现在宋朝主要的武器就是弓弩与各种战刀,次之就是长枪盾牌,再次之就是各种投掷的矛、斧、挝,还有结合挝与枪发展出来的钩镰枪,余下的锤或者辽国的骨朵、锏、鞭、索等武器同样罕见之。

原来宋军配置比较单一,弓就是弓,刀就是刀,枪就是枪。

但王巨陆续做了改进,弓弩手同样腰间会佩着一把刀,训练时也会训练刀,否则敌人冲到面前,难道继续放箭或者刀斧手,同时手中装备着一个小藤盾,一手杀敌,一手防御。

现在渐渐于全军推广。

因此想装备齐,那是会花不少钱帛。现在王巨采取了一个折中办法,不需要成套,只要训练时保证每人手中都有一件制式武器就行了。

如果财政允许,再装备一些铠甲,让这些义勇与保丁轮流穿上铠甲训练,但这个就有针对性了,只有那些武艺高超的义勇保丁才能享受到这种待遇。

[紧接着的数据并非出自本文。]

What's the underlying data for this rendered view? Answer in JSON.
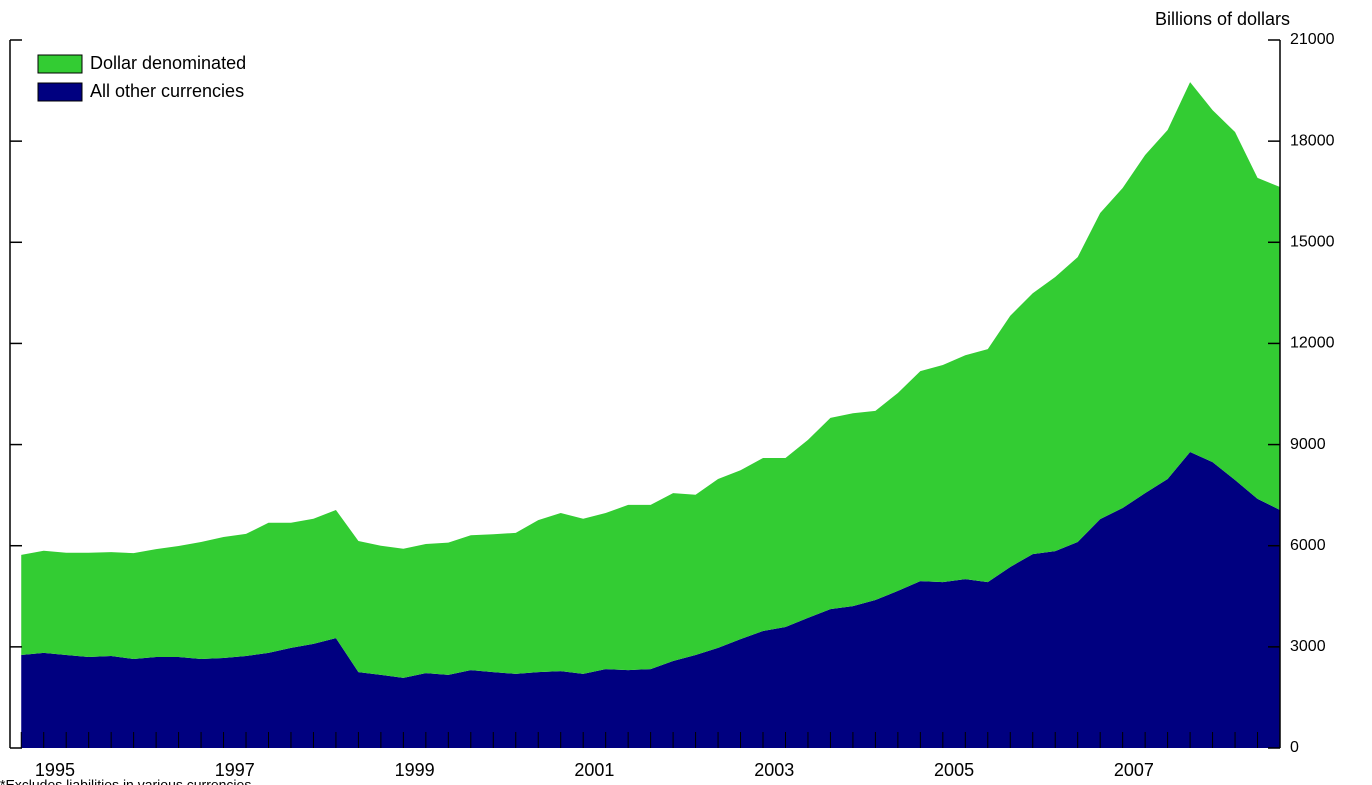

那么一旦充入到禁军当中,经过一段时间训练,很快就能成为一名合格的战士。但这样一来,也能节约不少钱帛。

“这样啊”赵顼喃喃道。要知道如今宋朝有多少保丁与义勇啦,但花钱的还在后面呢。

“至于以前官府或教头勒令保丁与义勇强行装备的武器,一律不能再使用了,如果朝廷没有补贴,现在一人补贴两贯钱,同时,凡是义勇与保丁者,其户免半赋税。这样,百姓不但不会感到怨苦,反而会踊跃参加。道理与介甫公的免役法一样,三等以上户不易赴差,那么就出钱免差吧,现在这一举措,因为会有许多穷苦的百姓自动参加,冬闲有话计者,朝廷则就不用再强拉丁了,再责令各教头不得勒索义勇与保丁,否则朝廷严惩不怠,特别是军法,不得超过五十笞。那么百姓还能怨苦之”

等于真正变成了民兵。

还有弊病,不过弊病就小得多了。

“五十笞”

“陛下,为何教头能勒索成功就是军法之故,有些保丁义勇懒散,执行军法也不能说不妥,但不做限制,就存在许多弊端,如动不动执行军杖,甚至不是杖,而是沉重的军棍,在这样的军法之下,教头若勒索,谁敢不从”

“难怪”

“陛下,也不能说介甫公变法什么都不好,最少将国家最困难的财政问题解决了。当时介甫公实施保甲法,一是为了进一步裁减禁兵,节约兵费开支,二是为了防盗。但现在财政越来越宽裕,到了重新调控之时。”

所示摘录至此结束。